Recensione: Live, Suffer, Die
Da qualche parte nel 1984 a New York venne avviato il reattore nucleare che imperversò poi fino alla metà del decennio successivo. I due scienziati col camice bianco che dettero il via alla catena di montaggio radioattiva furono due chimici specializzati nella manipolazione del Bacillus Anthracis. Il prof. Dan Lilker e l’esimio accademico John Connelly (entrambi gravitati attorno alla primissima incarnazione della band di “Fistful Of Metal”, 1984) unirono le proprie conoscenze scientifiche per fondare questo nuovo progetto di ricerca, al quale presto si unirono altri titolati, come Mike Bogus e Scott Duboys. Fu questo team, adrenalinico e motivatissimo, che dette alle stampe “Back With Vengeance” nel 1985, 7 tracce per appena 23 minuti; risulta chiaro anche dal minutaggio rapportato al numero delle canzoni che i nostri non aspirassero a rubare lo scettro di elucubratori del rock come Rush o Hawkwind. La grana dei fisici nucleari era molto più grossa e spartana, pane al pane, atomo all’atomo, uranio all’uranio. Il primissimo congresso live fu nel New Jersey, nel tardo 1984, forse al grido di “radioactivity is in the air for you and me”. A far data da quell’anno il futuro del nucleare non sarebbe stato più lo stesso. Doboys lascia ma viene prontamente sostituito dal professor Glenn Evans, proveniente da un altro ensemble di chiara fama (T.T. Quick). Anche Bogus cede la cattedra al collega Anthony Bramante. Sono nel frattempo maturate le condizioni per una nuova pubblicazione scientifica, è l’ora di “Live, Suffer, Die”, che consente alla squadra di girare in lungo e largo gli States proponendo alle masse le proprie competenze, con tenacia e abnegazione, in nome del progresso. Il lavoro dei nostri viene talmente apprezzato che fa maturare un contratto con la Combat Records (la quale nello stesso anno finanzia dapprima un Ep propedeutico dal titolo “Brain Death” e poi il primo tomo mastro di ricerca, noto come “Game Over”).

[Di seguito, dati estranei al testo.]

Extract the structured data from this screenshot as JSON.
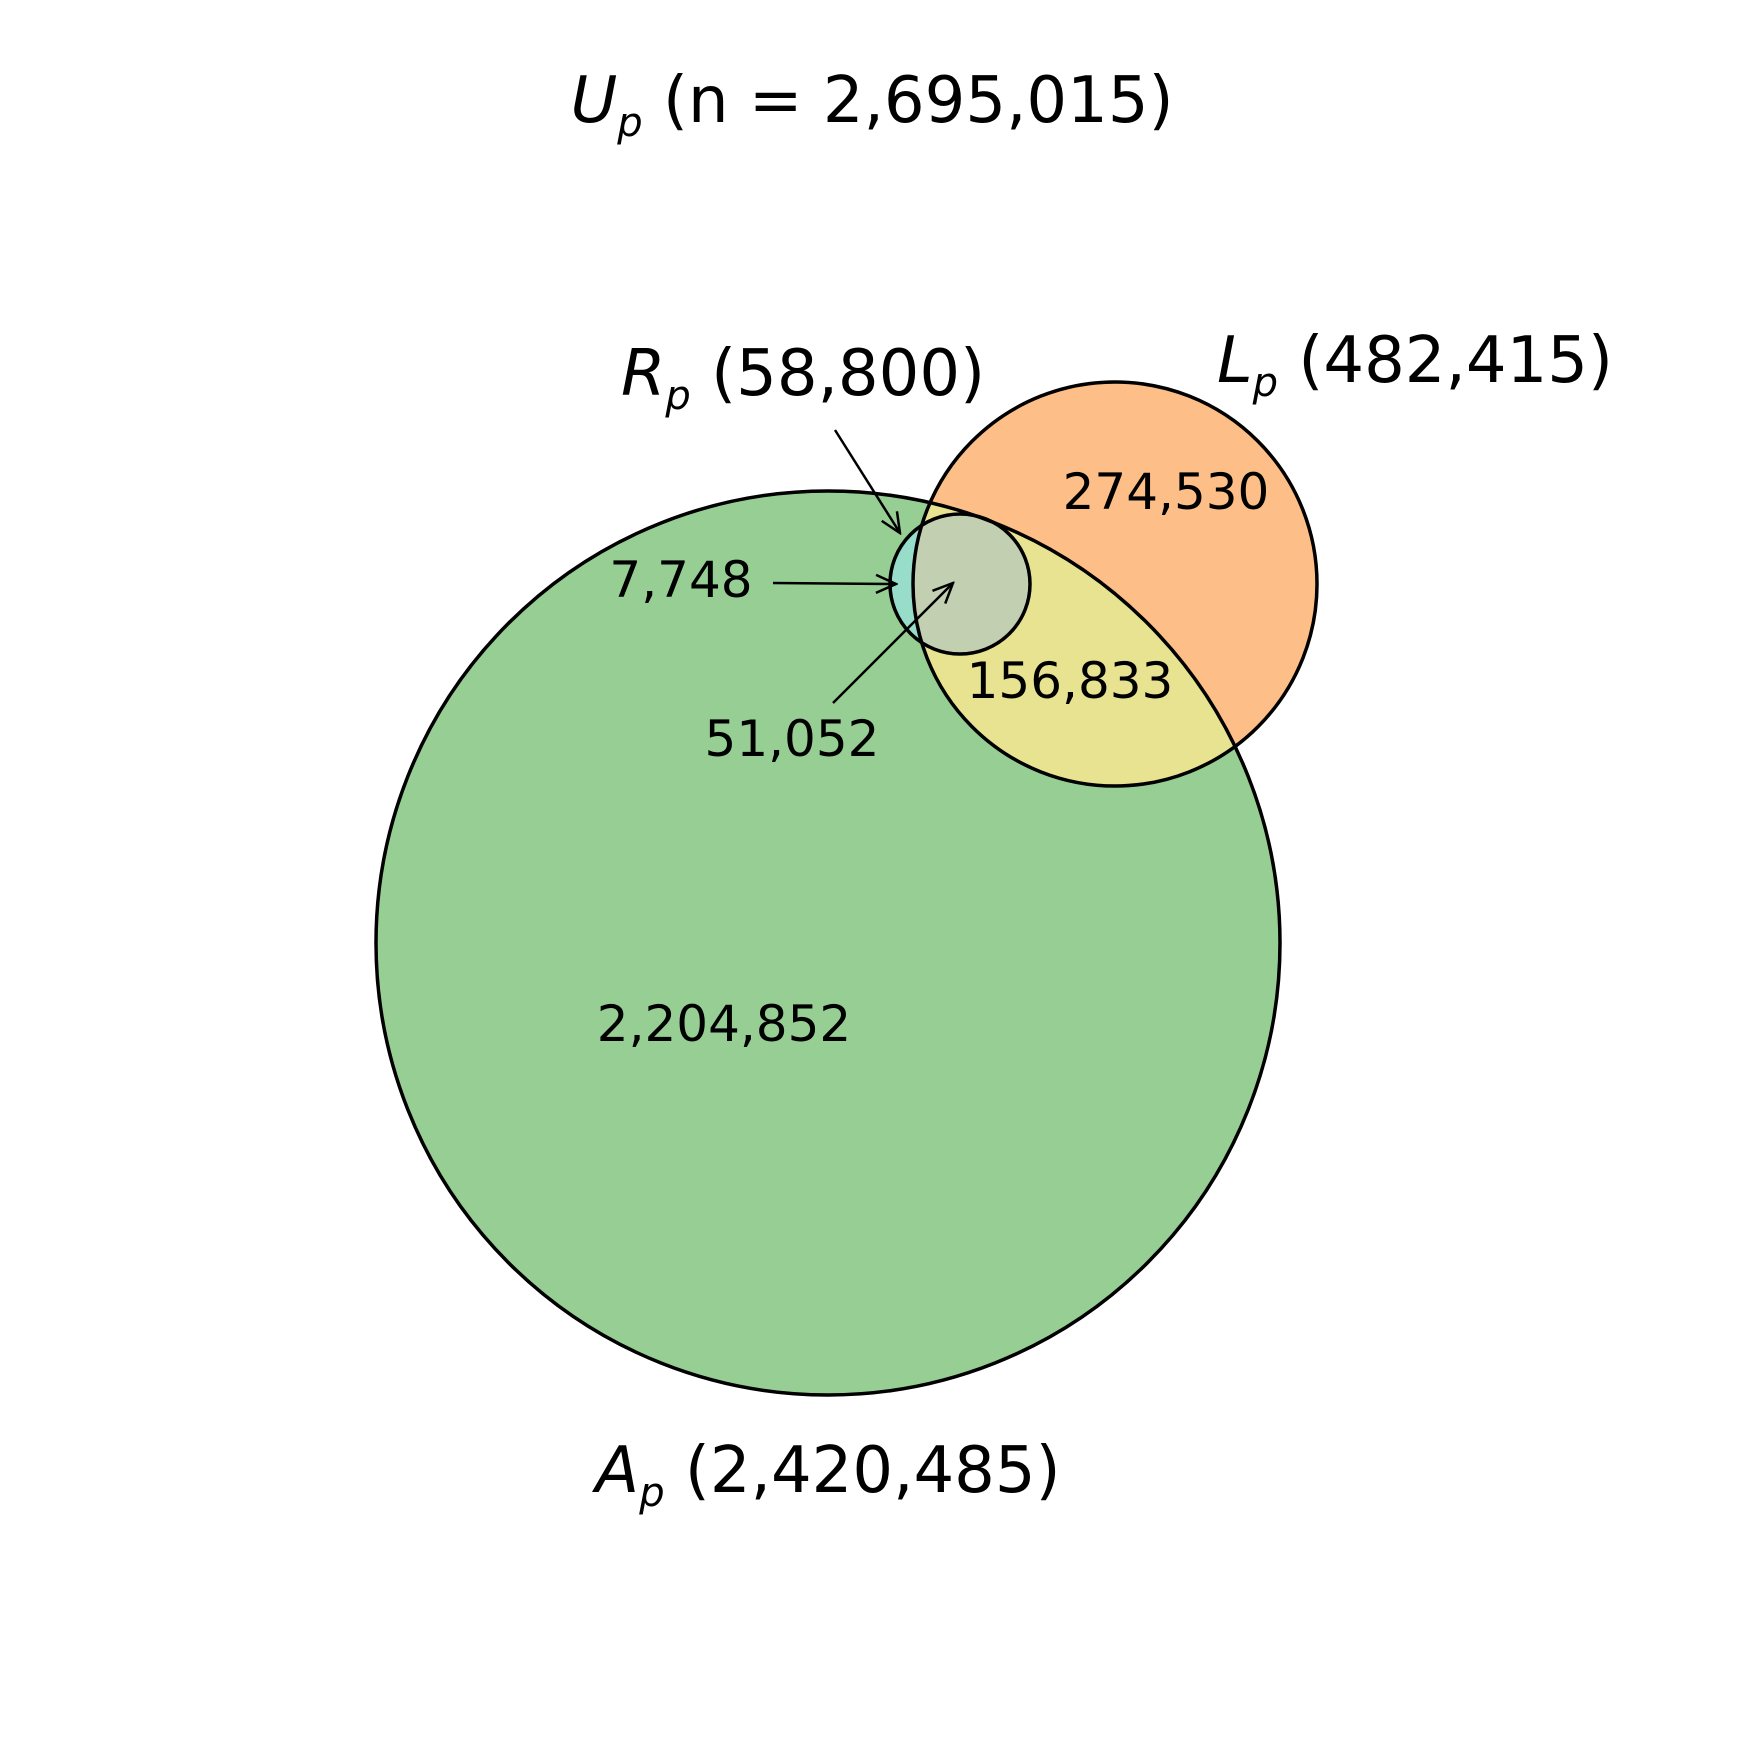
{
  "title": {
    "symbol": "U",
    "subscript": "p",
    "text": " (n = 2,695,015)"
  },
  "sets": {
    "A": {
      "symbol": "A",
      "subscript": "p",
      "count_text": " (2,420,485)",
      "color": "#2ca02c"
    },
    "L": {
      "symbol": "L",
      "subscript": "p",
      "count_text": " (482,415)",
      "color": "#ff7f0e"
    },
    "R": {
      "symbol": "R",
      "subscript": "p",
      "count_text": " (58,800)",
      "color": "#1f9ea8"
    }
  },
  "regions": {
    "A_only": "2,204,852",
    "L_only": "274,530",
    "A_and_L": "156,833",
    "R_and_A_only": "7,748",
    "R_and_A_and_L": "51,052"
  },
  "colors": {
    "A_only": "#96ce94",
    "L_only": "#fdbf87",
    "A_and_L": "#e7e391",
    "R_and_A": "#98ddca",
    "R_and_A_and_L": "#c3cfb1",
    "outline": "#000000"
  }
}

Esistono due versioni di “Live, Suffer, Die”, identiche per sostanza, differenti per forma (ovvero una scaletta disposta diversamente ed un packaging leggermente più curato). La cassettina comunque piombò sui cieli d’America – e, grazie al tape trading, del globo intero – sconquassando certezze e status quo costituiti in ambito metal. 5 tracce, di cui 3 reali ed effettive e due di folclore (ma feroce e pesante), ovvero la title track/intro (una strumentale di 67 secondi) e la beffarda “Hang The Pope” (38 secondi), il cui testo irriverente e provocatorio pigiato a forza in una manciata di secondi fulminanti ha poi fatto storia, marcando la cifra stilistica della band, riverberandosi in realtà parallele come gli Stormtroopers Of Death (sempre con Lilker) e venendo subito riproposto nel primo full length ufficiale dei Nuclear Assault, assieme a “Betrayal” e “Radiaton Sickness”. L’offerta dei newyorkesi è già tutta qui, certo con il passare degli anni si “affinerà” sempre più, mettendo maggiormente a fuoco il connubio tra thrash e hardcore, fino a portare il marchio Nuclear Assault ad essere il più fiammeggiante in ambito thrash metal tra l’88 e l’89. A quell’altezza Connelly e Lilker non avevano sfidanti, i Nuclear Assault di “Survive” e “Handle With Care” erano semplicemente la miglior band su piazza, perlomeno a giudizio del sottoscritto. Il che fa ancora più male pensando che a partire dai ’90 il gruppo perse fortemente la bussola, vedendo scemare la propria ispirazione e non riuscendo più a ripetersi ai medesimi (eccelsi) livelli. Motivo in più per tornare ai prodromi della fissione nucleare e ripercorrere le gesta atomiche al culmine del loro virgulto giovanile, un attimo prima di eternarsi nella Storia dell’atomo con la S maiuscola.